Today is the day after I overloaded the 120V AC (100W max) power outlet (stopped working). After reading your post, I went out to examine my situation and found that the 120V outlet was working again. I presume the inverter has a "self-healing" or conditions based auto-reset feature. That's cool.

Unfortunately, I got curious about the 20A CIGAR fuse and the two 12V DC (120W max) power outlets, front console and rear hatch. My thought was, if the AC inverter and the two DC outlets are all on the same fuse, and if you were operating all three simultaneously, would that reduce the capacity at each outlet or increase the load on the fuse.

Using a pencil/light style 12V tester (grounded to the hatch latch hook) I found the rear hatch outlet had power <yay!> I was not so fortunate testing the front console outlet because there was no safe place to clip the ground wire and while reaching in with both + & - (trying to keep them separated of course) I heard the fuse pop <sigh>. And it was the CIGAR 20A fuse. And the rear hatch outlet is now dead.
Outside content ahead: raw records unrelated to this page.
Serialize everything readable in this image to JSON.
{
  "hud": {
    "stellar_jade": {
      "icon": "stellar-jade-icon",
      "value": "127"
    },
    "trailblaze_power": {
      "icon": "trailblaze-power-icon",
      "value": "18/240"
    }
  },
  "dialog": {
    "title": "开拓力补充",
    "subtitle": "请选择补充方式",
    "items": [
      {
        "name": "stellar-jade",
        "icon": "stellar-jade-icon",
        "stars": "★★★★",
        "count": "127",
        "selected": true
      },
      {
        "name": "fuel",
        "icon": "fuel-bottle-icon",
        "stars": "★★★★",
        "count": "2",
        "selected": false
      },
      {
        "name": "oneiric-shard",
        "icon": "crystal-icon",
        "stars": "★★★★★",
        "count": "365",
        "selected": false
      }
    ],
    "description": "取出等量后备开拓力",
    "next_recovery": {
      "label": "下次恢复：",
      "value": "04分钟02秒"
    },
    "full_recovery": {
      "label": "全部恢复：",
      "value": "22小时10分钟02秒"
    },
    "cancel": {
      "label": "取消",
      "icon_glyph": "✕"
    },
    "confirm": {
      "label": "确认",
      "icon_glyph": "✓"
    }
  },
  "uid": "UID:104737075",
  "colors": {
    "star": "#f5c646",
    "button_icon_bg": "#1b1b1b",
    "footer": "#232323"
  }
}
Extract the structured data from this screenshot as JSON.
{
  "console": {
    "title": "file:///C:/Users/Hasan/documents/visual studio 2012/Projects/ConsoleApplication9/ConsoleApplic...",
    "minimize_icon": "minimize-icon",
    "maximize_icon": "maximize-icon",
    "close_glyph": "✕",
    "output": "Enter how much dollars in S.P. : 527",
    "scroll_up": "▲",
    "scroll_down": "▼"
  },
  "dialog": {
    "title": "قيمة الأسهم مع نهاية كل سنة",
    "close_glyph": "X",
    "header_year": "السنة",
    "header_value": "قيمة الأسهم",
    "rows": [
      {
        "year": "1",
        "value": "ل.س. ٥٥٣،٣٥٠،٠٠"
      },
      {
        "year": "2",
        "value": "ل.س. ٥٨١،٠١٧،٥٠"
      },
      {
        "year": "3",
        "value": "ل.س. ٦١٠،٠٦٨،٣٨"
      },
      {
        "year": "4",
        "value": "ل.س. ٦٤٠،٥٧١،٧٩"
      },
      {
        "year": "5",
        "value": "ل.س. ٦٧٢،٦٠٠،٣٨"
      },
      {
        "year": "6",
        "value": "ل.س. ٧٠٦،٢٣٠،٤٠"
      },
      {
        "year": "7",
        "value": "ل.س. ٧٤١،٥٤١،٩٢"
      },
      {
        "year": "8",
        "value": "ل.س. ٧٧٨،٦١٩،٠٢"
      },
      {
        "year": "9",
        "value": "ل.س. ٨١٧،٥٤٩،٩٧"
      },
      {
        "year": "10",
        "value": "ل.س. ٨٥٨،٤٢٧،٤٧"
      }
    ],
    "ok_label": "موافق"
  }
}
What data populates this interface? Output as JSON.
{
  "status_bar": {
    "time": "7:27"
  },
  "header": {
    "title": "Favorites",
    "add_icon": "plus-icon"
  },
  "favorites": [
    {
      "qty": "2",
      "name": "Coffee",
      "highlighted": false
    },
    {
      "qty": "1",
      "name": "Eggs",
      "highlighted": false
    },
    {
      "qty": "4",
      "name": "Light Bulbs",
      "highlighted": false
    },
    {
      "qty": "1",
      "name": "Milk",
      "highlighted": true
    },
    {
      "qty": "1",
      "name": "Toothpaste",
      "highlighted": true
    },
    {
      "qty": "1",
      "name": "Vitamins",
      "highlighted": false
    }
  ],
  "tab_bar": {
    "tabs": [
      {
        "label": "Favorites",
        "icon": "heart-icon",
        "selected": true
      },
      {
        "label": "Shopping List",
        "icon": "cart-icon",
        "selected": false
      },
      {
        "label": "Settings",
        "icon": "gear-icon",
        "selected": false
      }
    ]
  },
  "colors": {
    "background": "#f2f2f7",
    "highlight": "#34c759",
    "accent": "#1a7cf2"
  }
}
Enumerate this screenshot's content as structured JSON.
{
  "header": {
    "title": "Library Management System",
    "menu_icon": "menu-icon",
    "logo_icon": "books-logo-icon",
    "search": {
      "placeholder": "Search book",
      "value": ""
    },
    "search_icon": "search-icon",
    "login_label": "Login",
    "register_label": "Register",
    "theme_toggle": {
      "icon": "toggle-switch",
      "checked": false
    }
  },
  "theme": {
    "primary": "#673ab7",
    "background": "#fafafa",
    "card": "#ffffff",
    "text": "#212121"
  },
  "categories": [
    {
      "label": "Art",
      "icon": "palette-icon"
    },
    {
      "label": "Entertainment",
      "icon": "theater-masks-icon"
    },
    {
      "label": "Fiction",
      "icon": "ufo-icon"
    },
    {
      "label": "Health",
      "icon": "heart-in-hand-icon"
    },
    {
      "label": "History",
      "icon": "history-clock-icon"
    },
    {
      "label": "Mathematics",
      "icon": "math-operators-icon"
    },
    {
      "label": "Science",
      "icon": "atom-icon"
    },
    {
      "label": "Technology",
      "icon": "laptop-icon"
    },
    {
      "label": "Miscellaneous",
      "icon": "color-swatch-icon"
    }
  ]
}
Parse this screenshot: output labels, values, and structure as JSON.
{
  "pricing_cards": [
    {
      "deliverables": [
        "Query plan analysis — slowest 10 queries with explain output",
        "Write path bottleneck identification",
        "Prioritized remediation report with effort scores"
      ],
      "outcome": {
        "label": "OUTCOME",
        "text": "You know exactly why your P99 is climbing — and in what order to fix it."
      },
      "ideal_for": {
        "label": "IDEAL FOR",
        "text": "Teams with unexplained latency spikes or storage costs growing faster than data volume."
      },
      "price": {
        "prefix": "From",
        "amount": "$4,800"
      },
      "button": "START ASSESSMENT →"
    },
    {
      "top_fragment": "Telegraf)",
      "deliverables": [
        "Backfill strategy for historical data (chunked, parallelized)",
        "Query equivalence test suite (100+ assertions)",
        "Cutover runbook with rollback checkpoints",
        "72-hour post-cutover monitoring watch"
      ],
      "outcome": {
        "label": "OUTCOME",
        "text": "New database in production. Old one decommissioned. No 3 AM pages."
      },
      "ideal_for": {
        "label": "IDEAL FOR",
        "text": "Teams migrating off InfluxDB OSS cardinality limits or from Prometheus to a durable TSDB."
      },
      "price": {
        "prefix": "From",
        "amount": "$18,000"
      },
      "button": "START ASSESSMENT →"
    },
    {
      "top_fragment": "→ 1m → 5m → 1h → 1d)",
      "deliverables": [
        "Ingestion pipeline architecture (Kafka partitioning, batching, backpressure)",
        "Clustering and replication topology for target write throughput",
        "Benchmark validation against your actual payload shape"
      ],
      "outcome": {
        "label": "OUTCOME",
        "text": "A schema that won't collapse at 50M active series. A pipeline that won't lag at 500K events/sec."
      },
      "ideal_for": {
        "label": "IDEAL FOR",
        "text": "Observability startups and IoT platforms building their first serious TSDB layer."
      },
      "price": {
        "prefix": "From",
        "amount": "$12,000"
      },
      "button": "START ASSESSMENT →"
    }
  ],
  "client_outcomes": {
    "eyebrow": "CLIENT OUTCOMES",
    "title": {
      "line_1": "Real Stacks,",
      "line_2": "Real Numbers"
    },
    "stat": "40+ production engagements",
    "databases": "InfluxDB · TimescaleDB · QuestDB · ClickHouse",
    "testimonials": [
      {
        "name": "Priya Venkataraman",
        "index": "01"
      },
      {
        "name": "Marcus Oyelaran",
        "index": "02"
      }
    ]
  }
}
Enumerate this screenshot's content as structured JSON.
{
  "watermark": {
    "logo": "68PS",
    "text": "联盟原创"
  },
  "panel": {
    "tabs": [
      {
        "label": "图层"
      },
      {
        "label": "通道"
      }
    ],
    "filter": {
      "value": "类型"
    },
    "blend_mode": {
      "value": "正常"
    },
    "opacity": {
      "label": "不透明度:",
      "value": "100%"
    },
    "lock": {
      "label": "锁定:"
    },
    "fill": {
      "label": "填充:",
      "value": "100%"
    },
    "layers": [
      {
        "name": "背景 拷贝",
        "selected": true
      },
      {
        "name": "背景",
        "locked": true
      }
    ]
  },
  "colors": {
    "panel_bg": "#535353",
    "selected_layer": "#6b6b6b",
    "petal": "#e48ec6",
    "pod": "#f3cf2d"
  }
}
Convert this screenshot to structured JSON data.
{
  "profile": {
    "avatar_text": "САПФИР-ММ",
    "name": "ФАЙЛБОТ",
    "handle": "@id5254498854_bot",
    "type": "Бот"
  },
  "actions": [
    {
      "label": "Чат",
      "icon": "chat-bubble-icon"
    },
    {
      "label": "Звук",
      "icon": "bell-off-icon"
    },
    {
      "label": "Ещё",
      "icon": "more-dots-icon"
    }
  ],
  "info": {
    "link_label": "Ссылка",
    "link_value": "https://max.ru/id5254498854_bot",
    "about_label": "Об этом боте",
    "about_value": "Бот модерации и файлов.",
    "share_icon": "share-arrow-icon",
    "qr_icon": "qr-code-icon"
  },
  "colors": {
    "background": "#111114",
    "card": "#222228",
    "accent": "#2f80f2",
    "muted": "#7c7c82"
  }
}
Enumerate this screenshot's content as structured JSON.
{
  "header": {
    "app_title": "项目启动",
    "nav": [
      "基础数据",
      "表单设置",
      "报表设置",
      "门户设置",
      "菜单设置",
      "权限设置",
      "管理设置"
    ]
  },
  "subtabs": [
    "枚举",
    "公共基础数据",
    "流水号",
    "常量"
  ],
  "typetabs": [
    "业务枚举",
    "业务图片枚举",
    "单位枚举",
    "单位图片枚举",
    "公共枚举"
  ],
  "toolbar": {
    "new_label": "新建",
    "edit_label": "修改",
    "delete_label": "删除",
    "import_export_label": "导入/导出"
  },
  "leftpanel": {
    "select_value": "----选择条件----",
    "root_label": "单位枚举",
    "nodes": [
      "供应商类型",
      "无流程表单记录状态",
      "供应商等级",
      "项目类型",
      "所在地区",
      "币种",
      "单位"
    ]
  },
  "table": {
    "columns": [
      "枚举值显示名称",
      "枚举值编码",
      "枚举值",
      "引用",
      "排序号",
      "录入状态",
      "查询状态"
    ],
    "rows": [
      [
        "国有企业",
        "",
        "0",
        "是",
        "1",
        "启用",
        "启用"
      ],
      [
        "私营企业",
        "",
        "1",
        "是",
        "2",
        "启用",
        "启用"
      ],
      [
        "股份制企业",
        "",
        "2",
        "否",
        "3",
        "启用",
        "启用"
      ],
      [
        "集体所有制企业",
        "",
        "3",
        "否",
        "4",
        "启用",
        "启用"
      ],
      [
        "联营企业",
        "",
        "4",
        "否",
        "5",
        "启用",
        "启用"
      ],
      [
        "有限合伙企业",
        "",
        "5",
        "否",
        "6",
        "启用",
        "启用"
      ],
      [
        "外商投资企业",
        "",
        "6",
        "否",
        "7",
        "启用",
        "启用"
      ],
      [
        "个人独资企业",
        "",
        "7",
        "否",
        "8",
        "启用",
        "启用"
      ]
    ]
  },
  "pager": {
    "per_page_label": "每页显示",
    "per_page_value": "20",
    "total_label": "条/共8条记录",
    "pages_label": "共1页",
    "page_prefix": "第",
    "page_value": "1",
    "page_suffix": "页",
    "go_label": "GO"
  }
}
So I have a hypothesis regarding max power capacity but I'm no electrical engineer. I think I found part of my answer at: Volts/Amps/Watts Converter

If 12V/120W = 10A, and if the 20A fuse is for both 12V outlets, then 120W (max) would be supportable during simultaneous operations. But here is my question for the really experienced folks. Does that mean that ONE of the 12V DC outlets would support 240W? What are the other limiting considerations (other than design and warranty)?
Since both receptacles are on the same circuit they are wired in parallel which would result in reduced amperage if both are being used at the same time. I (amperage)=W (watts) / E (voltage). W = E X I. You have a maximum of 10 amps (due to fused protecting that circuit) in that parallel wiring. If you run one receptacle and surpass the 10 amps it will blow the fuse. If you run two receptacles your voltage in the parallel wiring will remain the same but the amperage available will be reduced at the second receptacle. No matter what you total amperage available is 10 amps for the circuit. With the voltage remaining the same and amperage being reduced your wattage will also be reduced in the parallel circuit. This is why lights sometimes will dim down the line of the circuit if they are all on at the same time and the circuit has too many lighting loads.